Euro 2020 Special

FIFA Announces Expanded Club World Cup


FIFA have announced ambitions plans to expand the Club World Cup from 7 to 32 teams from 2025 onwards, and also hopes to introduce a female equivalent, with both being held every four years.

In addition, they also plan to stage World Series tournaments, which will feature teams from different Confederations.

The world governing body is looking to expand further its revenue base, although there seems to have been no consideration given to player welfare.


What is the Club World Cup?

The Club World Cup is an annual tournament which sees the winners of each of FIFA’s seven confederations premier competitions meet to decide the overall world champion.

It replaced a game that used to be staged between the winner of the Champions League (Europe) and the Copa Libertadores (South America).

The tournament is regarded with varying degrees of respect.
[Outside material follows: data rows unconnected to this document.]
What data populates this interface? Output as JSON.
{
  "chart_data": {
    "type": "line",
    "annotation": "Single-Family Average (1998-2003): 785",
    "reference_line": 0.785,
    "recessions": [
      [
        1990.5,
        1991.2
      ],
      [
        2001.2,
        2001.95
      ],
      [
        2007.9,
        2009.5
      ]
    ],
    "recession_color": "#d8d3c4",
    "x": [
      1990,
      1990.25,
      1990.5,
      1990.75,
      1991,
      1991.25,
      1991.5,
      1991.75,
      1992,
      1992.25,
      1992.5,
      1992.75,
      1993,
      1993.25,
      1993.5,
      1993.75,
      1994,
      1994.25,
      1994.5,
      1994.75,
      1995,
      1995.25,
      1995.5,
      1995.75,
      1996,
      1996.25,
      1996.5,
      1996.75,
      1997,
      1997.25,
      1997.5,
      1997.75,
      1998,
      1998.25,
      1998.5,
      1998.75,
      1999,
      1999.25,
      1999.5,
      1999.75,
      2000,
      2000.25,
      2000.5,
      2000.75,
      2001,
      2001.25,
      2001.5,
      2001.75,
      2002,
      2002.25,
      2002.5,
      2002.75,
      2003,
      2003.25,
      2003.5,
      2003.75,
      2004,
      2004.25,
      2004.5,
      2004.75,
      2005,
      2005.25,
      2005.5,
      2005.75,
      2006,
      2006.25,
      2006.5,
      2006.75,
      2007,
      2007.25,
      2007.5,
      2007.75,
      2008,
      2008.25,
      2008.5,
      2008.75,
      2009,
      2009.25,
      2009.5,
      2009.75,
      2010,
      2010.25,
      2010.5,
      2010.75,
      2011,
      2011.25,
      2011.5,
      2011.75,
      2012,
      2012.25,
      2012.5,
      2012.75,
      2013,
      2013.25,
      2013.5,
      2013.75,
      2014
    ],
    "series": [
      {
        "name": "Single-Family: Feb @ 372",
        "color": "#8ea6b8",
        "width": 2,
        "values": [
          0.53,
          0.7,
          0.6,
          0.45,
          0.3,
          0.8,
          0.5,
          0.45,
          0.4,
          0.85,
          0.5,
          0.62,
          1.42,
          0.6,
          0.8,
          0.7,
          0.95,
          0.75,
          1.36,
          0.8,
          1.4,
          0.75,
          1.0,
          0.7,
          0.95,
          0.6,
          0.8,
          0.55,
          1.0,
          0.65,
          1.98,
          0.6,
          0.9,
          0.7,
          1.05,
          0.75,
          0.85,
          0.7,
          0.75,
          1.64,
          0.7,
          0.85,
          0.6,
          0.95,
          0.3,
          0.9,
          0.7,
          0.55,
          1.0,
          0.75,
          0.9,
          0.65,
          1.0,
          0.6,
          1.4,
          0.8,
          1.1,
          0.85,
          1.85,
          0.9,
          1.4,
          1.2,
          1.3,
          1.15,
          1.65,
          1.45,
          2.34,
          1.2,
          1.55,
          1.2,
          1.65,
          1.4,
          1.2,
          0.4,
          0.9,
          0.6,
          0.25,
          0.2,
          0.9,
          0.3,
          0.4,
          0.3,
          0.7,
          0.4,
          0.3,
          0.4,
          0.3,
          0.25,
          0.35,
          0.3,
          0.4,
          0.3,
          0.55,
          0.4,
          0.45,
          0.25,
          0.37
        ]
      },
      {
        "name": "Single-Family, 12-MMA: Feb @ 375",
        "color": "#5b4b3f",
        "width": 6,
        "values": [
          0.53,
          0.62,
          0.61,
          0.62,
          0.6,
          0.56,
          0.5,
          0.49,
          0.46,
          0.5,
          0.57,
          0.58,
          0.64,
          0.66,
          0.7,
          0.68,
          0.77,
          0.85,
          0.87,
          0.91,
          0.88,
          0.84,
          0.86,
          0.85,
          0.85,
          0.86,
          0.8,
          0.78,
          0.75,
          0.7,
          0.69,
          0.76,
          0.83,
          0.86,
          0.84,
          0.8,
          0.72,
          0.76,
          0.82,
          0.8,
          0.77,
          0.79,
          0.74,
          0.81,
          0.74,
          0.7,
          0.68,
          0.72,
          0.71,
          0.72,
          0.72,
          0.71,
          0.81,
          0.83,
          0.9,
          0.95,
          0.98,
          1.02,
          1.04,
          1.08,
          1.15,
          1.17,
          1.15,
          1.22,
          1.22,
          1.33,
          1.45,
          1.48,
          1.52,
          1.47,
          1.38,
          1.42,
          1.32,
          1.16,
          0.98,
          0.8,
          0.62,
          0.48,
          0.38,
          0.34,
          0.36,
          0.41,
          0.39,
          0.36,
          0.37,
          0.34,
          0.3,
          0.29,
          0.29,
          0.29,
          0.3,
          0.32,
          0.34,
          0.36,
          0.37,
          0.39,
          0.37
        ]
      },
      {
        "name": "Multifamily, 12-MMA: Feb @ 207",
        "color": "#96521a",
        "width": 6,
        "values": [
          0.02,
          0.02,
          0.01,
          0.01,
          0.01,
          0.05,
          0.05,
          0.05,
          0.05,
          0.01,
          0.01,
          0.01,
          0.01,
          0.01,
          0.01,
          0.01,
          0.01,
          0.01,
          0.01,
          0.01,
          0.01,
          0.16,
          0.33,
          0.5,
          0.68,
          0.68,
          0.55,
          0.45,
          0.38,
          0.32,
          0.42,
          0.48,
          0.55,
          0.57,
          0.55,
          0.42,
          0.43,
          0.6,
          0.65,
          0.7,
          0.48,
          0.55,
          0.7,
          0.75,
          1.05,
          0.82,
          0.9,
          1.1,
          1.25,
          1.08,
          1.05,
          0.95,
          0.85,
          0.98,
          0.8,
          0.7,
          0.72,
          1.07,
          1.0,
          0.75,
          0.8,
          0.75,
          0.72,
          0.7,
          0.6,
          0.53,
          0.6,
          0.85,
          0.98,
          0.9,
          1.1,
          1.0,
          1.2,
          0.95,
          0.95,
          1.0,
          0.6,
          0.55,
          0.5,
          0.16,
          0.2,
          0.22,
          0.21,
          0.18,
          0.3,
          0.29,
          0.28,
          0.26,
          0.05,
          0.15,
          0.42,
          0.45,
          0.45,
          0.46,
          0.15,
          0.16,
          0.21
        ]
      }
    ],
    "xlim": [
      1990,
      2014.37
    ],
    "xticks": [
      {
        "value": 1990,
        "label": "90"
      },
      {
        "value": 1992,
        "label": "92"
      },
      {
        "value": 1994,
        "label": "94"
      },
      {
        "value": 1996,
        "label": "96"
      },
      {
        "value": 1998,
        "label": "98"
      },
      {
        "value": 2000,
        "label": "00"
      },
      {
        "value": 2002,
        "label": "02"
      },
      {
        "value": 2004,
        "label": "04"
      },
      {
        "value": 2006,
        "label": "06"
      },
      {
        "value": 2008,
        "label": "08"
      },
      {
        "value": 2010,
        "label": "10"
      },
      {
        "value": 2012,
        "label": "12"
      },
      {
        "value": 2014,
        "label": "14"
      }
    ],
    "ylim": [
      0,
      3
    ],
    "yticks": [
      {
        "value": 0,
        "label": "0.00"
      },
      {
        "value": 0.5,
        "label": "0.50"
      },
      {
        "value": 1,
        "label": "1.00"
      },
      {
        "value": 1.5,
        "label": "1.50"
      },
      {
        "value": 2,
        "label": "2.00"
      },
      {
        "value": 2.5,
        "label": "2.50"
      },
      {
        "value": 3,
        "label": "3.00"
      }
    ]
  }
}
Whilst it is highly prized in South America, it is largely ignored in Europe, where it is regarded as a distraction from domestic seasons.

Despite that, European teams have dominated it in recent years, winning 14 out of the last 15 finals.

The next version will be held in Morocco in February 2023, and will feature seven teams, five of whom have already been decided – Real Madrid (UEFA), Flamengo (CONMEBOL), Sounders FC (CONCACAF), Auckland City Oceania), and Wyland Casablanca (the hosts and winners of African Champions League).

They will be joined by an additional representative from Africa, and the winners of the Asian Champions League.


Why the expansion?

The expansion can be seen as part of a wider attempt to broaden the revenue base of FIFA, who are currently primarily depend on the staging of World Cups to generate most of their income, and they only come along every four years.

It also needs to be viewed in the context of the power struggle with UEFA, the European governing body, who run the Champions League, which is the most prestigious club competition in the world, and also the most lucrative.


FIFA would like to steal some of this money from the Champions League and also some of the appeal, and the Club World Cup is being expanded despite UEFA, and not with their support.

And the timing of the new Club World Cup may also bring the two governing bodies into conflict again, scheduled as it is for June 2025, which is when many players at top European clubs would expect to be on Nations League duties with their countries.


Many details still unclear

Beyond the intention to expand the Club World Cup from seven to thirty-two teams, FIFA have not clarified many details as to how the next competition will work.

For example, on what basis will teams be chosen? Currently on the winners of the Champions League in each Confederation qualify to play in it, but the criteria will need to be expanded in future.

Also, how will the format of the competition be organised – will it be on a straight knock-out basis, or will teams be split into groups first, like in a World Cup?

That will have a direct impact on the number of matches a team can expect to play if they reach the final.


Nobody has asked the players

In all these ambitious plans, one group who do not appear to have been consulted at all are the players. Already the players’ global union FIFPro, has expressed its concern about the amount of games that players are being asked to play, and yet the football schedule continually expands.

Whilst some may argue that those at the top level are very well remunerated, and the money to pay their wages has to come from somewhere, the more games that they play increases the risk of injury and burn-out.

And, in commercial terms, it also diminishes the quality of the product on offer.

Fatigued and half-fit players will not be able to put on the same show as those who are fresh and rested.

An expanded Club World Cup also cuts into valuable holiday time between the end of one season and the start of the next, which will often see them required, by their clubs, to go on valuable pre-season tours, often to distant countries.


Infantino emboldened

However, FIFA president Gianni Infantino has been emboldened to press ahead with these plans, knowing that he already has the votes to be re-elected for a third term in office unopposed. And his prestige has also been enhanced by the success of the Qatar World Cup, at least in commercial terms, which he has claimed as the best yet (conveniently ignored the host of ethical and moral issues surrounding Qatar being chosen to host it in the first place.